Teknolojinin sakatlık deneyimi üzerindeki etkisi de birçok tartışmayı beraberinde getirebilme potansiyeli taşımaktadır. Teknolojiyle birlikte erişimin neredeyse tümüyle ortadan kalkacağı varsayımı, birçok kuramcı tarafından şüpheyle karşılanmıştır. Buradaki temel soru, elbette, teknolojik imkânlara erişimin nasıl koşullanacağıdır. Teknoloji tartışmasından yola çıkan bir başka soru kümesi ise insan türünün ve bedeninin imkânlarına ve sınırlarına odaklanır; bu anlamda 'insan' kavramının radikal bir sorgusuna kapı aralar [protezle ilgili tartışmalarda veya siborg üzerine büyüyen literatürde (örneğin Haraway, 2010) olduğu gibi].

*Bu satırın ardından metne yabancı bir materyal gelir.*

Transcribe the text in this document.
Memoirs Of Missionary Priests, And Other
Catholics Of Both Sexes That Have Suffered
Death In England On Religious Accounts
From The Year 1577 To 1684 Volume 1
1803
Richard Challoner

11. Burada topluca ifade ettiğim görüşlerin önemli bir kısmı şu metinde bulunabilir: Dikmen Bezmez ve Sibel Yardımcı. "Search of Disability Rights: Citizenship and Turkish Disability Organizations", Disability & Society, 254(5), 2010, s.603-615. Ayrıca dipnot 1'de referans verdiğim yazıların hemen hepsi Türkiye üzerine değerlendirmeler içeriyor.
12. Ayşe Buğra. Kapitalizm, Yoksulluk ve Türkiye'de Sosyal Politika, İstanbul: İletişim Yayınları, 2008.